See what else the students from Parkland had to say during tour stop in Daytona Beach.
A panel of Marjory Stoneman Douglas High School students criticized Legislature's decision to place one armed school resource officer or trained guardian at every school during a March for Our Lives Road to Change tour stop in Daytona Beach on Sunday, July 15.
“We shouldn’t be reactive," said Ryan Servaites, a 15-year-old rising sophomore at Marjory Stoneman Douglas. "We should be preventative. We shouldn’t need a good guy with a gun to stop a bad guy with a gun because the bad guy shouldn’t have the gun.”
The student panel is advocating for responsible gun laws in the aftermath of the mass shooting at the Parkland school where 17 people were killed. The teenagers answered questions about policies, the importance of voting and how they're coping after the shooting.
A crowd of about 200 attended the event at the Daytona Beach Regional City Island Library, including Democratic Congressional Candidates Stephen Sevigny, Nancy Soderberg and John Upchurch. Though it was a nonpartisan event, Risa Ross, organizer of the March for Our Lives event, said all Republican Congressional candidates either ignored the invite or declined to attend.
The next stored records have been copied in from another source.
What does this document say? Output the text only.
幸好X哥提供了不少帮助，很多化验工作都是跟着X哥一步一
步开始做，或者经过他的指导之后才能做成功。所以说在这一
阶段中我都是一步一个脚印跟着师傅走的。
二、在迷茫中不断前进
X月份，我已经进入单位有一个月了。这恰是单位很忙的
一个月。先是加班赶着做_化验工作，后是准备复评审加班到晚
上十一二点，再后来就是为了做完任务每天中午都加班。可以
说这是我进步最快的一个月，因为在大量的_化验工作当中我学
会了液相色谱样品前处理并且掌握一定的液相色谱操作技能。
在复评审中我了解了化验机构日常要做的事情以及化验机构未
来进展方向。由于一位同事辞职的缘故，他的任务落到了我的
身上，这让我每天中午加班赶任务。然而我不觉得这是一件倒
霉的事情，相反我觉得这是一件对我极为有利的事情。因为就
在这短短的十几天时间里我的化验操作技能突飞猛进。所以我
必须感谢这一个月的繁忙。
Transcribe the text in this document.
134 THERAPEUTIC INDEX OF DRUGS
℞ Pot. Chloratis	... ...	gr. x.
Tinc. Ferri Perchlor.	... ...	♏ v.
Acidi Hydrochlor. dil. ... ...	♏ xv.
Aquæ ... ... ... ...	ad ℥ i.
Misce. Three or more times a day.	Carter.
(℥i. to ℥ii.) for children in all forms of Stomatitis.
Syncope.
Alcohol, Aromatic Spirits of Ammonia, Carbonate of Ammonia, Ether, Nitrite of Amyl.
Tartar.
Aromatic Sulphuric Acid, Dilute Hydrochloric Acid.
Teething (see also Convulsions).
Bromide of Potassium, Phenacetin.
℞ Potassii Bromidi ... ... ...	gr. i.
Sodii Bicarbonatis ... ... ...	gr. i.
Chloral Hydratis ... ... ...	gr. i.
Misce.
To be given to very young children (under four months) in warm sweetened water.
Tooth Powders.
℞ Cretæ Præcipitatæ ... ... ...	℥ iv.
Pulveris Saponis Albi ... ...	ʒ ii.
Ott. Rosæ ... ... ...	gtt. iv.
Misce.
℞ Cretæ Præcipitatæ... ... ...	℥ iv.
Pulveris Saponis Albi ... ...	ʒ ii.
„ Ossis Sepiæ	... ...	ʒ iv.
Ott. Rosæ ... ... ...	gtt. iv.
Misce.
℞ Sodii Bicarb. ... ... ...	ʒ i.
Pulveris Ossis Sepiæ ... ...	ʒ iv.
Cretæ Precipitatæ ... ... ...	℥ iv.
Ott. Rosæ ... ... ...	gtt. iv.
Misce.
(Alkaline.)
Aside from Servaites, the panel was made up of rising seniors Aalayah Eastmond and Kristen McConnell, recent graduate Delaney Tarr and 19-year-old Amit Dadon, who graduated in 2017 from Marjory Stoneman Douglas. They were joined by Melbourne High School students senior Karly Hudson and junior Carmel Alshaibi.
Alshaibi said the measures being taken now, including arming school staff, adding metal detectors and making students wear clear backpacks, were just "Band-Aid" solutions. The panel agreed.
“When you break it all down, the solution to gun violence is not more guns," McConnell said.
Servaites said teachers in particular already wear too many hats in a classroom and that they're meant to be educators, not protectors.
“We need to stop school shootings from happening in the first place, not think of ways to react to them, and it’s just ridiculous because I remember a few years ago we had to have a limitation on how much paper we could use at Douglas because we didn’t have enough money," Servaites said. "So now we want to arm the teachers?”
Dealing with Florida areas that are 'unresponsive' to gun laws
Servaites said that as they've gone through the tour, they've noticed that whatever beliefs they hold, people are open to start conversations about gun laws. He said that's the most powerful thing that can be done to help "shape someone's opinion on this issue" and that he's found that a lot of people are simply uninformed or have a wrong idea about what they stand for.
“The only way we’re going to find the solution is if we talk to these people and if we together come together as Americans and try to solve this issue," Servaites said.
Tarr said that no matter where they go, there is at least someone who cares about taking action and wants to speak out.
"And our goal, going to these areas, is to find those people and give them a voice and give them a platform," Tarr said.
What do they define as success for the tour?
The panel said keeping an ongoing conversation about gun violence would be a win after the tour. Eastmond added that success would also be bringing the issue of gun violence in urban communities into the conversation as well.
Dadon said success to him means saving lives.
“As long as we keep the conversation going after we leave this room, I would also define that as success because if we stop talking about this, then ultimately we have failed and you have failed us," McConnell said.
Balancing activism with being a regular kid
Servaites said getting involved in your community and trying to better your future is part of being a teenager. They still hang out with other teens, but they share a passionate will to act.
“Activism is our regular," Tarr said. "We don’t have the choice to become just regular teens and throw all of this away because this is what we were thrown into.”
Eastmond, who said she suffers from the guilt aspect of PTSD, said she has to remind herself that her health comes first before anything else and that it's OK to take time for herself.
“We take solace in the fact that we have a support system in each other, that we have these small moments of just being regular, of laughing and being us again, of having those moments captured and just remembered," Tarr said. "That’s really where it lies. That’s where the happiness in this lies.”
Dadon said they are involved for those who can't be.
"We’re here for those kids that we’ve lost that can no longer just be teenagers because of that gun violence," Dadon said.